Das Thema der verstärkten Zuwanderung aus Staaten Südosteuropas und die damit verbundenen Problemlagen – auch und gerade auf kommunaler Ebene – war in den letzten Monaten Gegenstand zahlreicher Gespräche und Veröffentlichungen auf unterschiedlichen Ebenen.
Insbesondere haben hierzu der Deutsche Städtetag, der Deutsche Verein für öffentliche und private Fürsorge und eine von der Konferenz der Arbeits- und Sozialminister der Länder (ASMK) eingesetzte Kommission, letztere als „Bund- Länder- Arbeitsgemeinschaft“ und unter kommunaler Beteiligung, wichtige Problemaufrisse vorgelegt sowie Lösungsbeiträge für Einzelfragen erarbeitet. Auch die Bundesregierung hat, z.B. in der Beantwortung parlamentarischer Anfragen, wiederholt zu diesem Komplex Stellung genommen.
Die Verwaltung der Landeshauptstadt Hannover hat sich an diesen Prozessen beteiligt und in die Gremien und Entschließungen ihre jeweiligen Kenntnisse und Vorschläge eingebracht. Aus den so erarbeiteten Papieren wird deshalb im Folgenden, z.T. in komprimierter Form, teilweise wiedergegeben und generell Bezug genommen.

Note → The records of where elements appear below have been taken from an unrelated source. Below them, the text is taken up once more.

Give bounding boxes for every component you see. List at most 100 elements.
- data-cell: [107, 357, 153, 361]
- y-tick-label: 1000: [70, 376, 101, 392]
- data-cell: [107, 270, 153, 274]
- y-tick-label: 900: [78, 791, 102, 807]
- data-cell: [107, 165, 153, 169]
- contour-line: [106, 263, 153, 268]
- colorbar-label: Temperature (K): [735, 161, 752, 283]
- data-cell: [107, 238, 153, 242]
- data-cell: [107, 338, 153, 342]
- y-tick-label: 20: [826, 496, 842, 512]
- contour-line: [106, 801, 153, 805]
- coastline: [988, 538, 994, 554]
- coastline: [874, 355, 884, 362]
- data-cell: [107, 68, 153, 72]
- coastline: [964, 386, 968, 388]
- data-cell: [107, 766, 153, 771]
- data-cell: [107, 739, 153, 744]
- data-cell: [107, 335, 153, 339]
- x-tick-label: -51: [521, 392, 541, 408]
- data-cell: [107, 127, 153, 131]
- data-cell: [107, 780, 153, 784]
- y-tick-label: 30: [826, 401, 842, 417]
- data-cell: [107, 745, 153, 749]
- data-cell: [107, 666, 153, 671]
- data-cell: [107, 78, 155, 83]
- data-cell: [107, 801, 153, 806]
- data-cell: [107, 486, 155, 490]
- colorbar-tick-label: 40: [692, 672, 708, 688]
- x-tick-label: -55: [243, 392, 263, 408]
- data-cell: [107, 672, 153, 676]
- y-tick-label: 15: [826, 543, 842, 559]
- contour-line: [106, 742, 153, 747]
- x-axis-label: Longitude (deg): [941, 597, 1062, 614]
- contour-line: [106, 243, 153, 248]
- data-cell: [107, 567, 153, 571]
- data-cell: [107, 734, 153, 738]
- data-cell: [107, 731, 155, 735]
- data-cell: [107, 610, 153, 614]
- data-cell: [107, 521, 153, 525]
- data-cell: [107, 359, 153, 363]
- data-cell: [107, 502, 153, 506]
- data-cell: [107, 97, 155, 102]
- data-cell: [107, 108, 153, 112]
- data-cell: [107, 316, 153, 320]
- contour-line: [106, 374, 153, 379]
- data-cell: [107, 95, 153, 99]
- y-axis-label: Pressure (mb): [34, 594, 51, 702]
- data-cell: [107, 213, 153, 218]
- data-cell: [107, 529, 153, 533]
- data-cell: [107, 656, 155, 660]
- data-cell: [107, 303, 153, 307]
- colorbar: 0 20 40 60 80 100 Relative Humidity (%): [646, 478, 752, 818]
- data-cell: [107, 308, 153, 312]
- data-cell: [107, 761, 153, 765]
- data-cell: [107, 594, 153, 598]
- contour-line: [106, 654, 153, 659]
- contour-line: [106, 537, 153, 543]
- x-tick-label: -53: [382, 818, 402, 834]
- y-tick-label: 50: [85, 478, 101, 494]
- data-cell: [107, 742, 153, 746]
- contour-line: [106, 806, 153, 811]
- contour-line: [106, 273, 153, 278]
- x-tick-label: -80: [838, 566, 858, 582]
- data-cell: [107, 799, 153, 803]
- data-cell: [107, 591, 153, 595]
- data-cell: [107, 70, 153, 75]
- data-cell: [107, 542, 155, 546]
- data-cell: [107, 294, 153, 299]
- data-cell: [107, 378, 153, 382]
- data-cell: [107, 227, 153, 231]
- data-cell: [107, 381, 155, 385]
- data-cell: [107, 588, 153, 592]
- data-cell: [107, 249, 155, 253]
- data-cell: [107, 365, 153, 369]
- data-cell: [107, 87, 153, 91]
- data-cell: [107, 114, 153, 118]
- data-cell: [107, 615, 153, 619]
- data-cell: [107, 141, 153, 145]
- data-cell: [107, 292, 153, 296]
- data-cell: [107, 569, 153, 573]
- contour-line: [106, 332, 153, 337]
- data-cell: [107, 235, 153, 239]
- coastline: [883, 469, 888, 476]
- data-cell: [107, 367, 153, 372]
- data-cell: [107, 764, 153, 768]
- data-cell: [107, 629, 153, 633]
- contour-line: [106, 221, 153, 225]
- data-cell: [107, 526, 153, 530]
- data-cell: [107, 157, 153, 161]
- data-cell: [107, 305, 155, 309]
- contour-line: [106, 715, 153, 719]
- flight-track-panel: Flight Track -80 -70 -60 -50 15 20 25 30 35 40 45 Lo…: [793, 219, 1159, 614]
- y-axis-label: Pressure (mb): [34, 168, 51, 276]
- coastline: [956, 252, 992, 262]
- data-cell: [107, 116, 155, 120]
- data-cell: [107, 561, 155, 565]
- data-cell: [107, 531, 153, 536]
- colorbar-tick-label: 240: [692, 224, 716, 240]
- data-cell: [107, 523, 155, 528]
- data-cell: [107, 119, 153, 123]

1. Südosteuropäische EU-Erweiterung
1.1 EU-Beitritt Bulgariens und Rumäniens
1.2 Verstärkte Wanderungsbewegungen
1.3 Differenzierte Struktur der Zuwanderung

2. Aufenthaltsrechtliche Situation/EU-Freizügigkeit
2.1 Grundsätzliche Freizügigkeit für EU-Bürger
2.2 Einschränkungen der Freizügigkeit

3. Soziale Absicherung
3.1 Grundsicherung für Arbeitssuchende/SGB II
3.2 Sozialhilfe/SGB XII
3.3 Gewerbeanmeldung/Scheinselbständigkeit
3.4 Gesundheitliche Versorgung
3.5 Unterbringung/Zugang zu Wohnraum
3.6 Kindergeld
3.7 Kinder- und Jugendhilfe
3.8 Integrationskurse

4. Situation in Hannover
4.1 Ordnungs- und Gewerberecht
4.2 Soziale Sicherung
4.3 Gesundheitliche Versorgung
4.4 Wohnsituation
4.5 Schulsituation
4.6 Kinder- und Jugendhilfe
4.7 Prostitution

5. Lösungsvorschläge
5.1 Lösungsvorschläge auf nationaler Ebene
5.1.1 Leistungsrecht
5.1.2 Kindergeld
5.1.3 Integrationskurse
5.1.4 Arbeitsmarkt
5.1.5 Gesundheitssituation

5.2 Lösungsvorschläge auf europäischer Ebene
5.2.1 Nutzung europäischer Mittel
5.2.2 Maßnahmen in den Herkunftsländern
6: Handlungskatalog der Stadtverwaltung











Zuwanderung aus Südosteuropa

Insbesondere einige bundesdeutsche Großstädte (genannt werden vordringlich: Duisburg, Dortmund, Berlin (Neukölln), Mannheim u.a.) verzeichnen seit der Aufnahme von Rumänien und Bulgarien in die EU eine verstärkte Zuwanderung aus diesen Ländern. Die Wanderungsprozesse sind intensiv und beinhalten sehr differenzierte Beweggründe und Aufenthaltszeiten. Ein Teil dieser Zugewanderten kann qualifizierte und nachgefragte Berufsbilder nachweisen. Diejenigen, die über einen nur geringen Bildungsstand verfügen, haben jedoch nachhaltige Probleme, Arbeit zu finden; sie haben somit keine solide Grundlage für eine erfolgreiche Integration in Gesellschaft und Arbeitsmarkt der Bundesrepublik Deutschland. In Niedersachsen ist in besonderem Umfang die Landeshauptstadt Hannover betroffen.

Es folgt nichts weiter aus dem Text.